San Diego Unified was one of 20 school districts across the country to win one of the pilot Learning-On-The-Go grants from the Federal Communication Commission.

Students at Innovation Middle School in Clairemont Mesa have been using netbooks for about two years. The school’s principal, Harlan Klein, said they’ve let students explore topics beyond the classroom.

“We see a number of students who go above and beyond because they are very, very interested that their projects have wings, they have legs," he said. "They’re going to be somehow broadcast over the internet or put onto platforms like iTunes and there’s a world-wide potential audience for what they produce.”

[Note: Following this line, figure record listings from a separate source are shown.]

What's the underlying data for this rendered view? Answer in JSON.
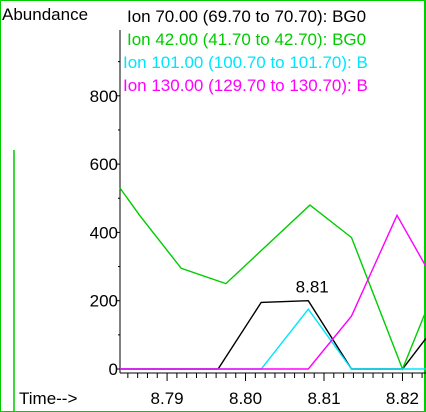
{
  "chart_data": {
    "type": "line",
    "ylabel": "Abundance",
    "xlabel": "Time-->",
    "xlim": [
      8.784,
      8.823
    ],
    "ylim": [
      -10,
      1000
    ],
    "x_ticks": [
      8.79,
      8.8,
      8.81,
      8.82
    ],
    "x_tick_labels": [
      "8.79",
      "8.80",
      "8.81",
      "8.82"
    ],
    "y_ticks": [
      0,
      200,
      400,
      600,
      800
    ],
    "y_tick_labels": [
      "0",
      "200",
      "400",
      "600",
      "800"
    ],
    "peak_annotation": {
      "text": "8.81",
      "x": 8.8085,
      "y": 200
    },
    "grid": false,
    "legend_position": "top-left",
    "series": [
      {
        "name": "Ion  70.00 (69.70 to 70.70): BG0",
        "color": "#000000",
        "x": [
          8.784,
          8.7965,
          8.802,
          8.808,
          8.8135,
          8.82,
          8.823
        ],
        "y": [
          0,
          0,
          195,
          200,
          0,
          0,
          90
        ]
      },
      {
        "name": "Ion  42.00 (41.70 to 42.70): BG0",
        "color": "#00cc00",
        "x": [
          8.784,
          8.7865,
          8.7918,
          8.7975,
          8.8082,
          8.8135,
          8.82,
          8.823
        ],
        "y": [
          530,
          450,
          295,
          250,
          480,
          385,
          0,
          170
        ]
      },
      {
        "name": "Ion 101.00 (100.70 to 101.70): B",
        "color": "#00e5ff",
        "x": [
          8.784,
          8.802,
          8.808,
          8.8135,
          8.823
        ],
        "y": [
          0,
          0,
          175,
          0,
          0
        ]
      },
      {
        "name": "Ion 130.00 (129.70 to 130.70): B",
        "color": "#ff00ff",
        "x": [
          8.784,
          8.808,
          8.8135,
          8.8193,
          8.823
        ],
        "y": [
          0,
          0,
          155,
          450,
          300
        ]
      }
    ]
  }
}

Eighth graders in Rick Selby's United States History class said the computers simplify getting their school work done.

“It’s easier than doing it on paper because you can just type it and typing is faster," said Tiffany Le, 13. "And turning in assignments is easier because you can email work to your teacher.”

Le's classmate Ashley Garrett said they also make homework more fun.

“It makes it a lot easier to do my work and it gives us more creative ability than if we were to do it on paper," she said. "We’ll have the opportunity to make a movie or we’ll be given the choice of what we want to do using an online application.”

The computers also take a step toward closing the digital divide by providing internet access to students who would otherwise not have it at home, said Darryl LaGace, the district's chief information and technology officer.

He estimated about one-third of San Diego Unified students don't have internet access or a computer at home.

The nine middle schools that will be part of the netbook program expansion are Millennial Tech in Emerald Hills, Dana in Point Loma, Knox in Lincoln Park, Lewis in Allied Gardens, Longfellow in Clairemont Mesa, Mann in City Heights, Pershing in San Carlos, Wilson in Mid-City and Montgomery in Clairemont Mesa.